How to write a Sequence to Sequence seq2seq Model using chainer

This recipe helps you write a Sequence to Sequence seq2seq Model using chainer

Recipe Objective - How to write a Sequence to Sequence (seq2seq) Model using chainer?

The sequence to sequence (seq2seq) model is a learning model that changes input sequence to

output sequence. In this specific circumstance, the sequence is a list of symbols, comparing

to the words in a sentence. The seq2seq model has made extraordinary progress in fields, for example,

machine learning, dialogue systems, question answering, and text summarization.

[Note] Save this file in ".py" format and run it on command line. Because "parse_args" function does not work in jupyter notebook.

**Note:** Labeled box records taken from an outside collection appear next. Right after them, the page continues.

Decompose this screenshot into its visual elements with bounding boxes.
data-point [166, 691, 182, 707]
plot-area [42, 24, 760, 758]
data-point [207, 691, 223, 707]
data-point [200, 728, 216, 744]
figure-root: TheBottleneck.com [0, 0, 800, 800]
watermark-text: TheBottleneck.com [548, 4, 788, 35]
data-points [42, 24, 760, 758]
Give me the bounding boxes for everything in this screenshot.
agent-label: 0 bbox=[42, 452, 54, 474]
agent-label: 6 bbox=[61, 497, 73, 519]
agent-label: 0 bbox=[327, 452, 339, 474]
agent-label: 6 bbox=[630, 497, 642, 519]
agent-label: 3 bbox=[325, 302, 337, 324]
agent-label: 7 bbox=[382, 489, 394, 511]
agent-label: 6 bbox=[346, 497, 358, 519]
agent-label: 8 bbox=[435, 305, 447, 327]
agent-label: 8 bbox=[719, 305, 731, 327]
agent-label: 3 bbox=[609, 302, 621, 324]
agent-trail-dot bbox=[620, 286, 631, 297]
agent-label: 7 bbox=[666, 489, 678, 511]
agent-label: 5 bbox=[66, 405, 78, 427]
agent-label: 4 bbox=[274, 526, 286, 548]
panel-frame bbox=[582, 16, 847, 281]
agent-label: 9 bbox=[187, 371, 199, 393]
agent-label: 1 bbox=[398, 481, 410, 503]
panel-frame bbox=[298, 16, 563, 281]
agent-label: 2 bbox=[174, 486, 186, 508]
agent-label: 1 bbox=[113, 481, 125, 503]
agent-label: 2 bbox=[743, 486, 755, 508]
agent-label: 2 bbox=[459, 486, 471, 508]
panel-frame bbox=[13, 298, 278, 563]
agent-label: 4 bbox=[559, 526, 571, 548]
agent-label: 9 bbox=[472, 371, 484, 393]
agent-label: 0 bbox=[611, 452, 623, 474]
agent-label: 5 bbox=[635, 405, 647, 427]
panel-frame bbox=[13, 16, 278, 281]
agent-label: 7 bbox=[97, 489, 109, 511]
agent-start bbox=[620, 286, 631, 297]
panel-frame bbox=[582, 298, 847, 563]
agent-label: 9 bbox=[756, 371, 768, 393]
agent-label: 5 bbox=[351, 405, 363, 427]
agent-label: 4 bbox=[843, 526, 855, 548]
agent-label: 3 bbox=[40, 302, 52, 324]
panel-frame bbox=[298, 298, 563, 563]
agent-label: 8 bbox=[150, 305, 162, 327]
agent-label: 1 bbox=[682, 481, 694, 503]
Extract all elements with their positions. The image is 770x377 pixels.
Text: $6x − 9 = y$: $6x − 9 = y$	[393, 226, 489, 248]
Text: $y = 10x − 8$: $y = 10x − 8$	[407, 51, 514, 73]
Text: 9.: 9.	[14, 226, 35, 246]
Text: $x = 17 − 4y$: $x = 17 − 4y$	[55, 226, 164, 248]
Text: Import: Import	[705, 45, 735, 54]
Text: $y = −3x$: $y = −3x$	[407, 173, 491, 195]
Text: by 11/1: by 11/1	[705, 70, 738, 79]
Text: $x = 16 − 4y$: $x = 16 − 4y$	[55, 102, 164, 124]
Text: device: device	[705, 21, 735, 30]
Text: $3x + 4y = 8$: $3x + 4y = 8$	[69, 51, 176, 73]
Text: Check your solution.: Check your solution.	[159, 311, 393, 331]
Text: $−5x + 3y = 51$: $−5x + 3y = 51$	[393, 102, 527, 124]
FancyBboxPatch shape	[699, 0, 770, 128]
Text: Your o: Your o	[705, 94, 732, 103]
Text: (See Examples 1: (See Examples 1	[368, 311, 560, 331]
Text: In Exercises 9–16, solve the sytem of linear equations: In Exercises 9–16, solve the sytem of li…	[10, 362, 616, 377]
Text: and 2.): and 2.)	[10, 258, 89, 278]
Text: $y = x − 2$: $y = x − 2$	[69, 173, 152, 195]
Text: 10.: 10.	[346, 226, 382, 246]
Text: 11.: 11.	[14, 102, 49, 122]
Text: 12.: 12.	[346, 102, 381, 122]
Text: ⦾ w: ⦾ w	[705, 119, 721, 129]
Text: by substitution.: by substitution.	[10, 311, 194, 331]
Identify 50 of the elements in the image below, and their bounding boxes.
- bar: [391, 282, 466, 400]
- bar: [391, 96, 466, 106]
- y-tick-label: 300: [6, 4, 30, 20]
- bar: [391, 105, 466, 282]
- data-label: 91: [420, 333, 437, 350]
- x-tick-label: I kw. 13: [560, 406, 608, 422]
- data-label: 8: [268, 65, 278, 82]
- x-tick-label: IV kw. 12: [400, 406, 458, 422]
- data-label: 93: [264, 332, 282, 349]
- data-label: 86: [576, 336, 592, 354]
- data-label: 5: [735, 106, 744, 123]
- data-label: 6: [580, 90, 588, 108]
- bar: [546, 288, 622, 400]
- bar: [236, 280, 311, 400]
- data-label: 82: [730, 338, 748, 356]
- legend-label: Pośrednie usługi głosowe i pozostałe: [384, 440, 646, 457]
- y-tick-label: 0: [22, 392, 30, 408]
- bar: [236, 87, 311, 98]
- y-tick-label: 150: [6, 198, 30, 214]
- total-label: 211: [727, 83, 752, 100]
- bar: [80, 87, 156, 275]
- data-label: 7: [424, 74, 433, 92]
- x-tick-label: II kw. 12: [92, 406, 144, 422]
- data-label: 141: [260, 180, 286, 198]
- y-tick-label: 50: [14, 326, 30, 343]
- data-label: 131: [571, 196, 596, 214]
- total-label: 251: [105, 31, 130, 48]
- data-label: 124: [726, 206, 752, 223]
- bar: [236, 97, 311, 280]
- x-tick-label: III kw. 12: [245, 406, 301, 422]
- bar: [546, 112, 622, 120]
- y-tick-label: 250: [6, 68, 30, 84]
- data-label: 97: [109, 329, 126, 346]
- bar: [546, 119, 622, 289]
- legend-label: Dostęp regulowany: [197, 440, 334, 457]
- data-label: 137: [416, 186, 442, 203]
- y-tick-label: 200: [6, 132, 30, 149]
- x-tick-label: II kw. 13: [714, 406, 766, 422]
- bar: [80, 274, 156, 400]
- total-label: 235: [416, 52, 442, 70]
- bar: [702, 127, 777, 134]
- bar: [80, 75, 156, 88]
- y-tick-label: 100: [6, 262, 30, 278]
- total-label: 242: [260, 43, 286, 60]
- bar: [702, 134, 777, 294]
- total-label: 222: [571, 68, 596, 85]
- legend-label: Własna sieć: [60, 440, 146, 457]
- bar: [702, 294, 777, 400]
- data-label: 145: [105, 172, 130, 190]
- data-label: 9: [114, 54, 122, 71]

Step-by-Step Implementation:-

1. Importing Necessary Libraries:

import io

from nltk.translate import bleu_score
import numpy
import progressbar
import six

import argparse
import chainer
import chainer.functions as F
import chainer.links as L
from chainer import training

2. Defining training setting:

parser = argparse.ArgumentParser()

parser.add_argument('SOURCE', help='source sentence list')
parser.add_argument('TARGET', help='target sentence list')
parser.add_argument('SOURCE_VOCAB', help='source vocabulary file')
parser.add_argument('TARGET_VOCAB', help='target vocabulary file')
parser.add_argument('--validation-source',
                help='source sentence list for validation')
parser.add_argument('--validation-target',
                help='target sentence list for validation')
parser.add_argument('--batchsize', '-b', type=int, default=64,
                help='number of sentence pairs in each mini-batch')
parser.add_argument('--epoch', '-e', type=int, default=20,
                help='number of sweeps over the dataset to train')
parser.add_argument('--resume', '-r', type=str,
                help='resume the training from snapshot')
parser.add_argument('--save', '-s', type=str,
                help='save a snapshot of the training')
parser.add_argument('--unit', '-u', type=int, default=1024,
                help='number of units')
parser.add_argument('--layer', '-l', type=int, default=3,
                help='number of layers')
parser.add_argument('--use-dataset-api', default=False,
                action='store_true',
                help='use TextDataset API to reduce CPU memory usage')
parser.add_argument('--min-source-sentence', type=int, default=1,
                help='minimium length of source sentence')
parser.add_argument('--max-source-sentence', type=int, default=50,
                help='maximum length of source sentence')
parser.add_argument('--min-target-sentence', type=int, default=1,
                help='minimium length of target sentence')
parser.add_argument('--max-target-sentence', type=int, default=50,
                help='maximum length of target sentence')
parser.add_argument('--log-interval', type=int, default=200,
                help='number of iteration to show log')
parser.add_argument('--validation-interval', type=int, default=4000,
                help='number of iteration to evlauate the model '
                'with validation dataset')
parser.add_argument('--device', '-d', type=str, default='-1',
                help='Device specifier. Either ChainerX device '
                'specifier or an integer. If non-negative integer, '
                'CuPy arrays with specified device id are used. If '
                'negative integer, NumPy arrays are used')
parser.add_argument('--out', '-o', default='result',
                help='directory to output the result')
group = parser.add_argument_group('deprecated arguments')
group.add_argument('--gpu', '-g', dest='device',
                type=int, nargs='?', const=0,
                help='GPU ID (negative value indicates CPU)')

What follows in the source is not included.